The wildest fears had taken possession of him. Running in his head was a passage from The confessions, describing Monica's horror of her son's heretical opinions. 'Shrinking from and detesting the blasphemies of his error, she began to doubt whether it was right in her to allow her son to live in her house and to eat at the same table with her;' and the mother's heart, he remembered, could only be convinced of the lawfulness of its own yearning by a prophetic vision of the youth's conversion. He recalled, with a shiver, how in the life of Madame Guyon, after describing the painful and agonising death of a kind but comparatively irreligious husband, she quietly adds, 'As soon as I heard that my husband had just expired, I said to Thee, O my God, Thou hast broken my bonds, and I will offer to Thee a sacrifice of praise!' He thought of John Henry Newman, disowning all the ties of kinship with his younger brother because of divergent views on the question of baptismal regeneration; of the long tragedy of Blanco White's life, caused by the slow dropping-off of friend after friend, on the ground of heretical belief. What right had he, or any one in such a strait as his, to assume that the faith of the present is no longer capable of the same stern self-destructive consistency as the faith of the past? He knew that to such Christian purity, such Christian inwardness as Catherine's, the ultimate sanction and legitimacy of marriage rest, both in theory and practice, on a common acceptance of the definite commands and promises of a miraculous revelation. He had had a proof of it in Catherine's passionate repugnance to the idea of Rose's marriage with Edward Langham.
Eleven o'clock striking from the distant tower. He walked desperately along the wood-path, meaning to go through the copse at the end of it towards the park, and look there. He had just passed into the copse, a thick interwoven mass of young trees, when he heard the sound of the gate which on the farther side of it led on to the road. He hurried on; the trees closed behind him; the grassy path broadened; and there, under an arch of young oak and hazel, stood Catherine, arrested by the sound of his step. He, too, stopped at the sight of her; he could not go on. Husband and wife looked at each other one long quivering moment. Then Catherine sprang forward with a sob and threw herself on his breast.
They clung to each other, she in a passion of tears—tears of such self-abandonment as neither Robert nor any other living soul had ever seen Catherine Elsmere shed before. As for him he was trembling from head to foot, his arms scarcely strong enough to hold her, his young worn face bent down over her.

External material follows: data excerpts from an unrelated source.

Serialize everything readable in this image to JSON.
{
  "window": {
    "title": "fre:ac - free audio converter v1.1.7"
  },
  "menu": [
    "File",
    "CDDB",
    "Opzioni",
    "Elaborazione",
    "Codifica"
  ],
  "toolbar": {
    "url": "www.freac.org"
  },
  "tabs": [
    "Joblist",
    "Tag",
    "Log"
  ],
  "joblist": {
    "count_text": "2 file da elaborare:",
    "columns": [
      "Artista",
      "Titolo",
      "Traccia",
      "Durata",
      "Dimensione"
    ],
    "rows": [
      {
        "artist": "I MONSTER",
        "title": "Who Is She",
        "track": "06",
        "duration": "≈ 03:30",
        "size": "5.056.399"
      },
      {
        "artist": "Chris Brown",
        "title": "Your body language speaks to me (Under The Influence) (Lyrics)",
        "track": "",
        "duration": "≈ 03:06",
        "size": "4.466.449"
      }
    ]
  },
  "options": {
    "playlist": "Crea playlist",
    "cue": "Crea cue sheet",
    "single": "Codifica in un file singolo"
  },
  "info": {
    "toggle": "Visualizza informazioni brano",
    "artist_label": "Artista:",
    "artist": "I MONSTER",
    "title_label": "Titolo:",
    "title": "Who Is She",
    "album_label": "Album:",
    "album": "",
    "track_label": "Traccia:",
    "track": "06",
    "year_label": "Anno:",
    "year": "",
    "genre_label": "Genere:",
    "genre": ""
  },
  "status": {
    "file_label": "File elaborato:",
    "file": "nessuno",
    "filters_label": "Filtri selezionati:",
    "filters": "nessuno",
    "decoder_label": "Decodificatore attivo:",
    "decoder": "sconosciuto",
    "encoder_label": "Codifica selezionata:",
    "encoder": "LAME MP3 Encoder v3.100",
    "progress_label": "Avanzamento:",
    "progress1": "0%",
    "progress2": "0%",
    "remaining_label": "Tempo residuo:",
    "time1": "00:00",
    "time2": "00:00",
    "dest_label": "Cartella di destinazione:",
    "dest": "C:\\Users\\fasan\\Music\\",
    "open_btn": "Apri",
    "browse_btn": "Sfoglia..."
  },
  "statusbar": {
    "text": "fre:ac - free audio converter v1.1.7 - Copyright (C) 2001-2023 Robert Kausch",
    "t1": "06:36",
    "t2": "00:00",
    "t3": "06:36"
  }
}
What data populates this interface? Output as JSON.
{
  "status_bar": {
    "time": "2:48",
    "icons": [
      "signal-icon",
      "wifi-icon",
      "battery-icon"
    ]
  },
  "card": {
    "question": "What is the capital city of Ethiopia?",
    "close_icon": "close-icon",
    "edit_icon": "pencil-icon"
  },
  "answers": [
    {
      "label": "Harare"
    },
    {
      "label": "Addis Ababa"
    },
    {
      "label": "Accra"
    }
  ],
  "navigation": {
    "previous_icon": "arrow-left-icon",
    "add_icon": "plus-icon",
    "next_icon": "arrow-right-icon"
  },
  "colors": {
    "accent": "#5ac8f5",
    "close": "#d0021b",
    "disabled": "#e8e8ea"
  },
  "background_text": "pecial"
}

'Oh, Robert!' she sobbed at last, putting up her hand and touching his hair, 'you look so pale, so sad.'
'I have you again!' he said simply.
A thrill of remorse ran through her.
'I went away,' she murmured, her face still hidden—'I went away, because when I woke up it all seemed to me, suddenly, too ghastly to be believed; I could not stay still and bear it. But, Robert, Robert, I kissed you as I passed! I was so thankful you could sleep a little and forget. I hardly know where I have been most of the time—I think I have been sitting in a corner of the park, where no one ever comes. I began to think of all you said to me last night—to put it together—to try and understand it, and it seemed to me more and more horrible! I thought of what it would be like to have to hide my prayers from you—my faith in Christ—my hope of heaven. I thought of bringing up the child—how all that was vital to me would be a superstition to you, which you would bear with for my sake. I thought of death,' and she shuddered—'your death, or my death, and how this change in you would cleave a gulf of misery between us. And then I thought of losing my own faith, of denying Christ. It was a nightmare—I saw myself on a long road, escaping with Mary in my arms, escaping from you! Oh, Robert! it wasn't only for myself,'—and she clung to him as though she were a child, confessing, explaining away, some grievous fault hardly to be forgiven. 'I was agonised by the thought that I was not my own—I and my child were Christ's. Could I risk what was His? Other men and women had died, had given up all for His sake. Is there no one now strong enough to suffer torment, to kill even love itself rather than deny Him—rather than crucify Him afresh?'
She paused, struggling for breath. The terrible excitement of that bygone moment had seized upon her again and communicated itself to him.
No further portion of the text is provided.